Synopsis: Journalist Rosa Fernley’s dying grandmother, Jocelyn, has told her a secret—in the summer of 1968, fleeing a bullying husband, she visited the mysterious Tintagel Castle. Jocelyn wasn’t seeking love, but she found it on the rugged clifftops in the shape of Jory, a local man as alluring as the region itself. But she was already married, and knew her husband would never let her go.
Now she begs Rosa to go back to Tintagel. Rosa is reluctant—she has a job and a deadline that won’t wait. Nevertheless, she agrees to go. Once in Tintagel, Rosa is challenged to confront secrets of her own. Will the past remain cloaked in tragedy, sadness, and the pain of unrequited love?
Or can Rosa find the courage to embrace the secrets of the past, and give hope to the future?
Author: Amanda James
Title: Summer in Tintagel
Publisher: Urbane Publications
I have to admit, I was drawn to this title because of the Arthurian reference. I wasn’t disappointed that the plot didn’t involve the legend apart from a few references – it never claimed to. What I was disappointed with, however, was the book as a whole.
Although romance isn’t my normal genre, I was prepared to give this one a go. It wasn’t their stupidly fast love story (seriously: they hate each other, they jump into bed, have multiple rounds of sex and suddenly he is shopping for engagement rings!), it was the characterisation and the realistic development of their relationship that I had problems with.

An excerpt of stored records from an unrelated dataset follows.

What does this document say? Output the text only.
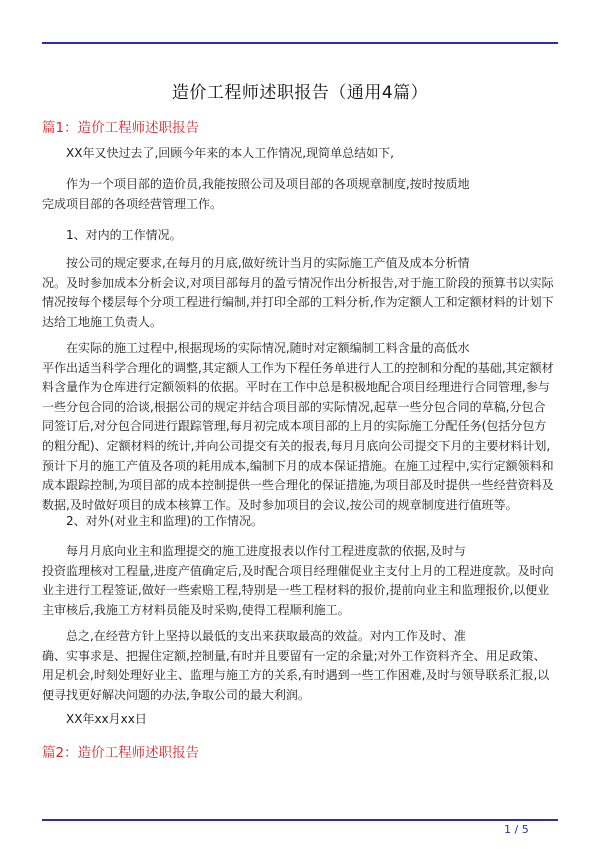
造价工程师述职报告（通用4篇）
篇1：造价工程师述职报告
XX年又快过去了,回顾今年来的本人工作情况,现简单总结如下,
作为一个项目部的造价员,我能按照公司及项目部的各项规章制度,按时按质地
完成项目部的各项经营管理工作。
1、对内的工作情况。
按公司的规定要求,在每月的月底,做好统计当月的实际施工产值及成本分析情
况。及时参加成本分析会议,对项目部每月的盈亏情况作出分析报告,对于施工阶段的预算书以实际
情况按每个楼层每个分项工程进行编制,并打印全部的工料分析,作为定额人工和定额材料的计划下
达给工地施工负责人。
在实际的施工过程中,根据现场的实际情况,随时对定额编制工料含量的高低水
平作出适当科学合理化的调整,其定额人工作为下程任务单进行人工的控制和分配的基础,其定额材
料含量作为仓库进行定额领料的依据。平时在工作中总是积极地配合项目经理进行合同管理,参与
一些分包合同的洽谈,根据公司的规定并结合项目部的实际情况,起草一些分包合同的草稿,分包合
同签订后,对分包合同进行跟踪管理,每月初完成本项目部的上月的实际施工分配任务(包括分包方
的粗分配)、定额材料的统计,并向公司提交有关的报表,每月月底向公司提交下月的主要材料计划,
预计下月的施工产值及各项的耗用成本,编制下月的成本保证措施。在施工过程中,实行定额领料和
成本跟踪控制,为项目部的成本控制提供一些合理化的保证措施,为项目部及时提供一些经营资料及
数据,及时做好项目的成本核算工作。及时参加项目的会议,按公司的规章制度进行值班等。
2、对外(对业主和监理)的工作情况。
每月月底向业主和监理提交的施工进度报表以作付工程进度款的依据,及时与
投资监理核对工程量,进度产值确定后,及时配合项目经理催促业主支付上月的工程进度款。及时向
业主进行工程签证,做好一些索赔工程,特别是一些工程材料的报价,提前向业主和监理报价,以便业
主审核后,我施工方材料员能及时采购,使得工程顺利施工。
总之,在经营方针上坚持以最低的支出来获取最高的效益。对内工作及时、准
确、实事求是、把握住定额,控制量,有时并且要留有一定的余量;对外工作资料齐全、用足政策、
用足机会,时刻处理好业主、监理与施工方的关系,有时遇到一些工作困难,及时与领导联系汇报,以
便寻找更好解决问题的办法,争取公司的最大利润。
XX年xx月xx日
篇2：造价工程师述职报告
1 / 5
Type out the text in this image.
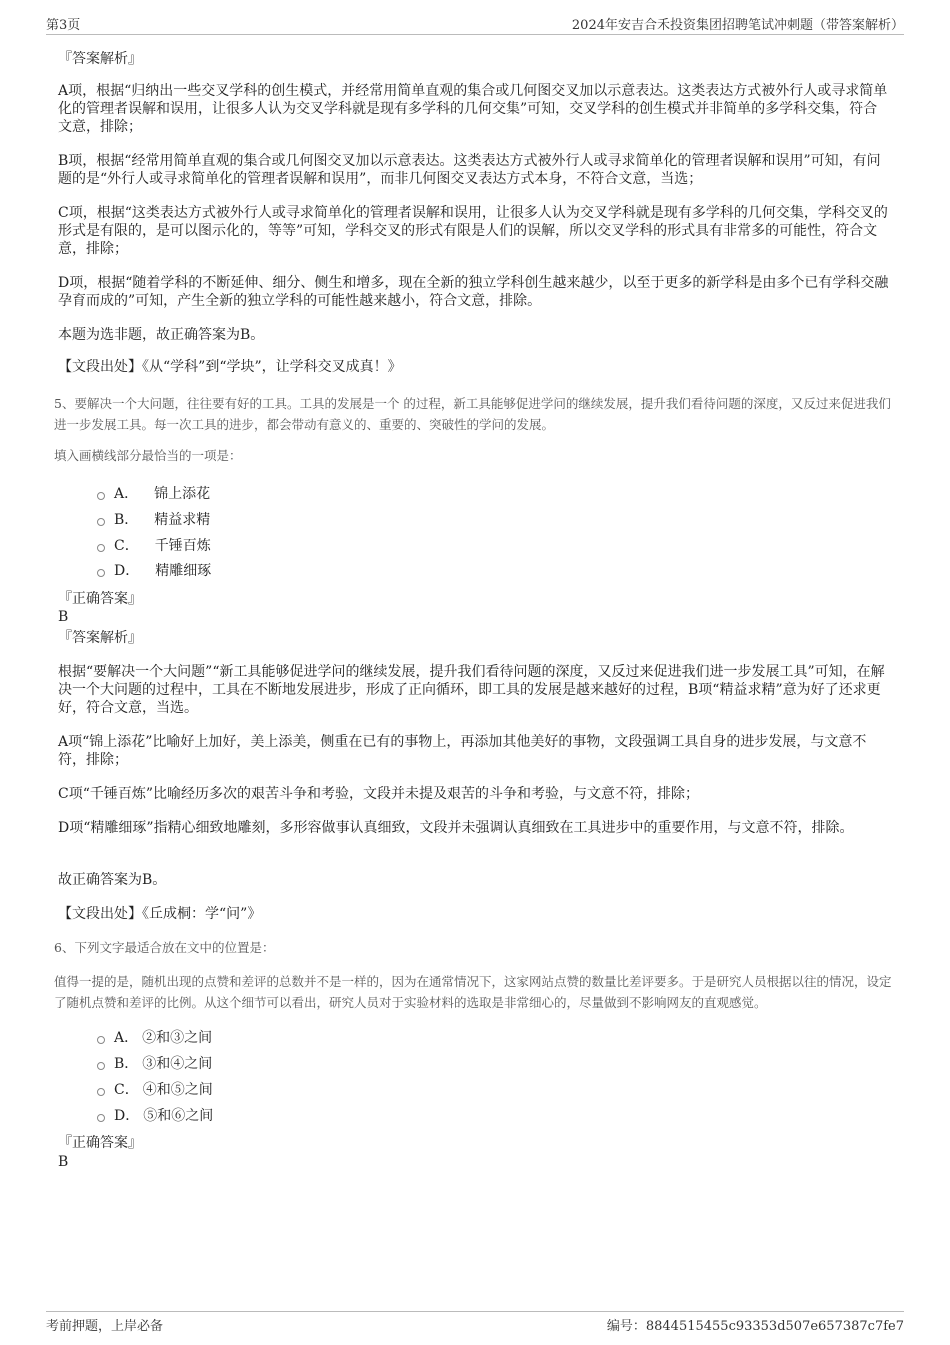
第3页	2024年安吉合禾投资集团招聘笔试冲刺题（带答案解析）
『答案解析』
A项，根据“归纳出一些交叉学科的创生模式，并经常用简单直观的集合或几何图交叉加以示意表达。这类表达方式被外行人或寻求简单化的管理者误解和误用，让很多人认为交叉学科就是现有多学科的几何交集”可知，交叉学科的创生模式并非简单的多学科交集，符合文意，排除；
B项，根据“经常用简单直观的集合或几何图交叉加以示意表达。这类表达方式被外行人或寻求简单化的管理者误解和误用”可知，有问题的是“外行人或寻求简单化的管理者误解和误用”，而非几何图交叉表达方式本身，不符合文意，当选；
C项，根据“这类表达方式被外行人或寻求简单化的管理者误解和误用，让很多人认为交叉学科就是现有多学科的几何交集，学科交叉的形式是有限的，是可以图示化的，等等”可知，学科交叉的形式有限是人们的误解，所以交叉学科的形式具有非常多的可能性，符合文意，排除；
D项，根据“随着学科的不断延伸、细分、侧生和增多，现在全新的独立学科创生越来越少，以至于更多的新学科是由多个已有学科交融孕育而成的”可知，产生全新的独立学科的可能性越来越小，符合文意，排除。
本题为选非题，故正确答案为B。
【文段出处】《从“学科”到“学块”，让学科交叉成真！》
5、要解决一个大问题，往往要有好的工具。工具的发展是一个 的过程，新工具能够促进学问的继续发展，提升我们看待问题的深度，又反过来促进我们进一步发展工具。每一次工具的进步，都会带动有意义的、重要的、突破性的学问的发展。
填入画横线部分最恰当的一项是：
A． 锦上添花
B． 精益求精
C． 千锤百炼
D． 精雕细琢
『正确答案』
B
『答案解析』
根据“要解决一个大问题”“新工具能够促进学问的继续发展，提升我们看待问题的深度，又反过来促进我们进一步发展工具”可知，在解决一个大问题的过程中，工具在不断地发展进步，形成了正向循环，即工具的发展是越来越好的过程，B项“精益求精”意为好了还求更好，符合文意，当选。
A项“锦上添花”比喻好上加好，美上添美，侧重在已有的事物上，再添加其他美好的事物，文段强调工具自身的进步发展，与文意不符，排除；
C项“千锤百炼”比喻经历多次的艰苦斗争和考验，文段并未提及艰苦的斗争和考验，与文意不符，排除；
D项“精雕细琢”指精心细致地雕刻，多形容做事认真细致，文段并未强调认真细致在工具进步中的重要作用，与文意不符，排除。
故正确答案为B。
【文段出处】《丘成桐：学“问”》
6、下列文字最适合放在文中的位置是：
值得一提的是，随机出现的点赞和差评的总数并不是一样的，因为在通常情况下，这家网站点赞的数量比差评要多。于是研究人员根据以往的情况，设定了随机点赞和差评的比例。从这个细节可以看出，研究人员对于实验材料的选取是非常细心的，尽量做到不影响网友的直观感觉。
A． ②和③之间
B． ③和④之间
C． ④和⑤之间
D． ⑤和⑥之间
『正确答案』
B
考前押题，上岸必备	编号：8844515455c93353d507e657387c7fe7
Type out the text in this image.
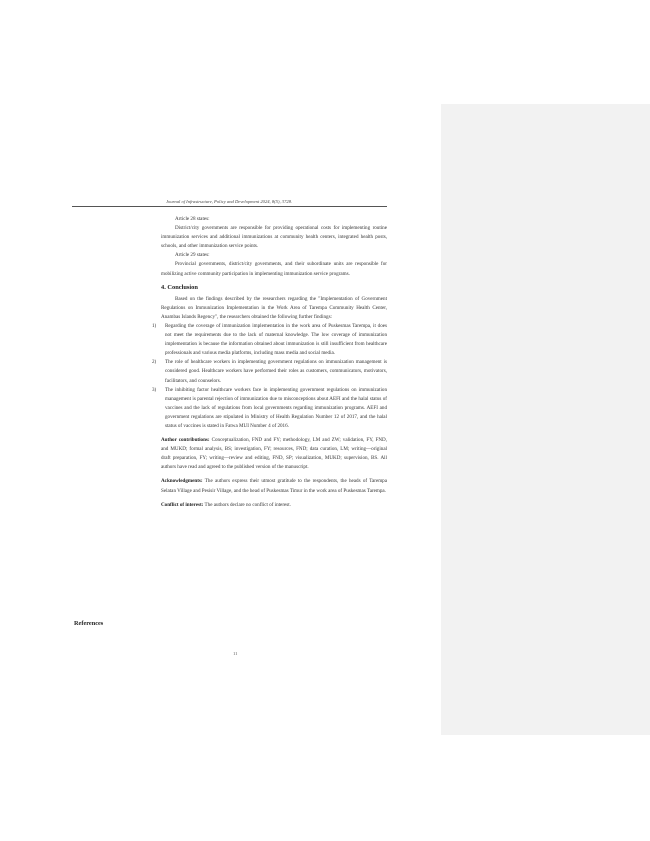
Journal of Infrastructure, Policy and Development 2024, 8(5), 3728.

Article 28 states:

District/city governments are responsible for providing operational costs for implementing routine immunization services and additional immunizations at community health centers, integrated health posts, schools, and other immunization service points.

Article 29 states:

Provincial governments, district/city governments, and their subordinate units are responsible for mobilizing active community participation in implementing immunization service programs.

4. Conclusion

Based on the findings described by the researchers regarding the "Implementation of Government Regulations on Immunization Implementation in the Work Area of Tarempa Community Health Center, Anambas Islands Regency", the researchers obtained the following further findings:

1)	Regarding the coverage of immunization implementation in the work area of Puskesmas Tarempa, it does not meet the requirements due to the lack of maternal knowledge. The low coverage of immunization implementation is because the information obtained about immunization is still insufficient from healthcare professionals and various media platforms, including mass media and social media.
2)	The role of healthcare workers in implementing government regulations on immunization management is considered good. Healthcare workers have performed their roles as customers, communicators, motivators, facilitators, and counselors.
3)	The inhibiting factor healthcare workers face in implementing government regulations on immunization management is parental rejection of immunization due to misconceptions about AEFI and the halal status of vaccines and the lack of regulations from local governments regarding immunization programs. AEFI and government regulations are stipulated in Ministry of Health Regulation Number 12 of 2017, and the halal status of vaccines is stated in Fatwa MUI Number 4 of 2016.

Author contributions: Conceptualization, FND and FY; methodology, LM and ZW; validation, FY, FND, and MUKD; formal analysis, BS; investigation, FY; resources, FND; data curation, LM; writing—original draft preparation, FY; writing—review and editing, FND, SP; visualization, MUKD; supervision, BS. All authors have read and agreed to the published version of the manuscript.

Acknowledgments: The authors express their utmost gratitude to the respondents, the heads of Tarempa Selatan Village and Pesisir Village, and the head of Puskesmas Timur in the work area of Puskesmas Tarempa.

Conflict of interest: The authors declare no conflict of interest.

References
11
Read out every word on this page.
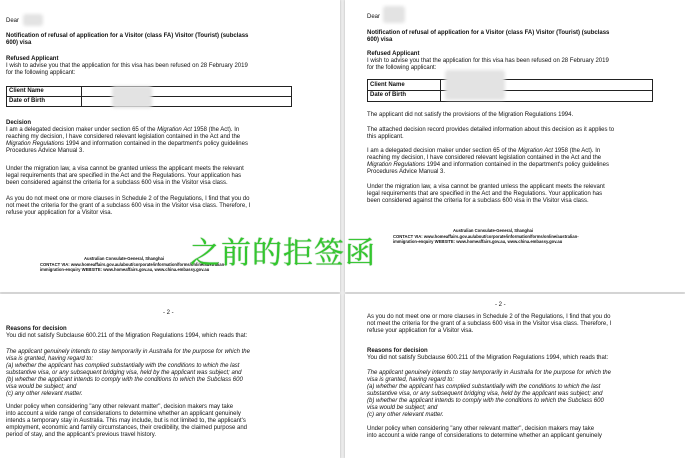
Dear
Notification of refusal of application for a Visitor (class FA) Visitor (Tourist) (subclass
600) visa
Refused Applicant
I wish to advise you that the application for this visa has been refused on 28 February 2019
for the following applicant:
Client Name
Date of Birth
Decision
I am a delegated decision maker under section 65 of the Migration Act 1958 (the Act). In
reaching my decision, I have considered relevant legislation contained in the Act and the
Migration Regulations 1994 and information contained in the department's policy guidelines
Procedures Advice Manual 3.
Under the migration law, a visa cannot be granted unless the applicant meets the relevant
legal requirements that are specified in the Act and the Regulations. Your application has
been considered against the criteria for a subclass 600 visa in the Visitor visa class.
As you do not meet one or more clauses in Schedule 2 of the Regulations, I find that you do
not meet the criteria for the grant of a subclass 600 visa in the Visitor visa class. Therefore, I
refuse your application for a Visitor visa.
Australian Consulate-General, Shanghai
CONTACT VIA: www.homeaffairs.gov.au/about/corporate/information/forms/online/australian-
immigration-enquiry WEBSITE: www.homeaffairs.gov.au, www.china.embassy.gov.au
Dear
Notification of refusal of application for a Visitor (class FA) Visitor (Tourist) (subclass
600) visa
Refused Applicant
I wish to advise you that the application for this visa has been refused on 28 February 2019
for the following applicant:
Client Name
Date of Birth
The applicant did not satisfy the provisions of the Migration Regulations 1994.
The attached decision record provides detailed information about this decision as it applies to
this applicant.
I am a delegated decision maker under section 65 of the Migration Act 1958 (the Act). In
reaching my decision, I have considered relevant legislation contained in the Act and the
Migration Regulations 1994 and information contained in the department's policy guidelines
Procedures Advice Manual 3.
Under the migration law, a visa cannot be granted unless the applicant meets the relevant
legal requirements that are specified in the Act and the Regulations. Your application has
been considered against the criteria for a subclass 600 visa in the Visitor visa class.
Australian Consulate-General, Shanghai
CONTACT VIA: www.homeaffairs.gov.au/about/corporate/information/forms/online/australian-
immigration-enquiry WEBSITE: www.homeaffairs.gov.au, www.china.embassy.gov.au
- 2 -
Reasons for decision
You did not satisfy Subclause 600.211 of the Migration Regulations 1994, which reads that:
The applicant genuinely intends to stay temporarily in Australia for the purpose for which the
visa is granted, having regard to:
(a) whether the applicant has complied substantially with the conditions to which the last
substantive visa, or any subsequent bridging visa, held by the applicant was subject; and
(b) whether the applicant intends to comply with the conditions to which the Subclass 600
visa would be subject; and
(c) any other relevant matter.
Under policy when considering "any other relevant matter", decision makers may take
into account a wide range of considerations to determine whether an applicant genuinely
intends a temporary stay in Australia. This may include, but is not limited to, the applicant's
employment, economic and family circumstances, their credibility, the claimed purpose and
period of stay, and the applicant's previous travel history.
- 2 -
As you do not meet one or more clauses in Schedule 2 of the Regulations, I find that you do
not meet the criteria for the grant of a subclass 600 visa in the Visitor visa class. Therefore, I
refuse your application for a Visitor visa.
Reasons for decision
You did not satisfy Subclause 600.211 of the Migration Regulations 1994, which reads that:
The applicant genuinely intends to stay temporarily in Australia for the purpose for which the
visa is granted, having regard to:
(a) whether the applicant has complied substantially with the conditions to which the last
substantive visa, or any subsequent bridging visa, held by the applicant was subject; and
(b) whether the applicant intends to comply with the conditions to which the Subclass 600
visa would be subject; and
(c) any other relevant matter.
Under policy when considering "any other relevant matter", decision makers may take
into account a wide range of considerations to determine whether an applicant genuinely
之前的拒签函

I had issues with Rosa. She acts as the innocent one who can do no wrong because she is there for her grandmother. But she is rude, acts superior over local matters and expects everything to revolve around her.
There are lots of stories. Truths and legends all intertwined like a tangled vine, my love. Nobody really knows. But one thing I know for sure, it is a place of magic and mystery all right.
For example: her first date with Talan. After their conversation is interrupted, she, in no-uncertain terms, tells him that she just wants to know about the area and use his historical knowledge. She is blunt in saying it as well – no wonder Talan doesn’t think she has any romantic notions towards him.
I could not connect with Rosa’s character the entire way through the novel. Frankly, she annoyed me. When you can’t empathise with the main character, even if they do suddenly realise they can talk to ghosts, the book lacks any true meaning.
There were moments where other character expectations also irritated me. Willa is in love with Rosa: fair enough. But she knows that Rosa doesn’t return those feelings. So why, for goodness sake, does she suddenly start moping around because she thought turning up unexpectedly would suddenly make Rosa love her? She knows Rosa is heterosexual – why did she suddenly expect a change and then sulk about it? So infuriating!
It wasn’t just the characterisations. The romance genre can make some exceptions when it comes to flowery language: they have to set a scene, after all. But James’ writing was too flowery for me: phrases such as “mid-May delicately introduced herself via the purple Campion, yellow buttercups and bluebells along the hedgerow” are fine the first time. But when that style of writing is repeated throughout, it becomes jarring. The pacing falters when you have to navigate through personified weather and explorations with all the senses.
That being said, I was left with the desire to visit Cornwall, so something in there got through to me.
There were some characters who were fun and enjoyable. Scenes of Rosa with her grandmother were also quite moving, as was the moment between Rosa and Daisy after the big reveal.
For me, personally, there were too many streams of consciousness, too many moments of Rosa feeling like the world was against her and too many desired-but-unattainable relationships occurring to feel the eventual relationship between Rosa and Talan was realistic.
If you enjoy romance, then perhaps you’ll read deeper into this book. Not for me, however.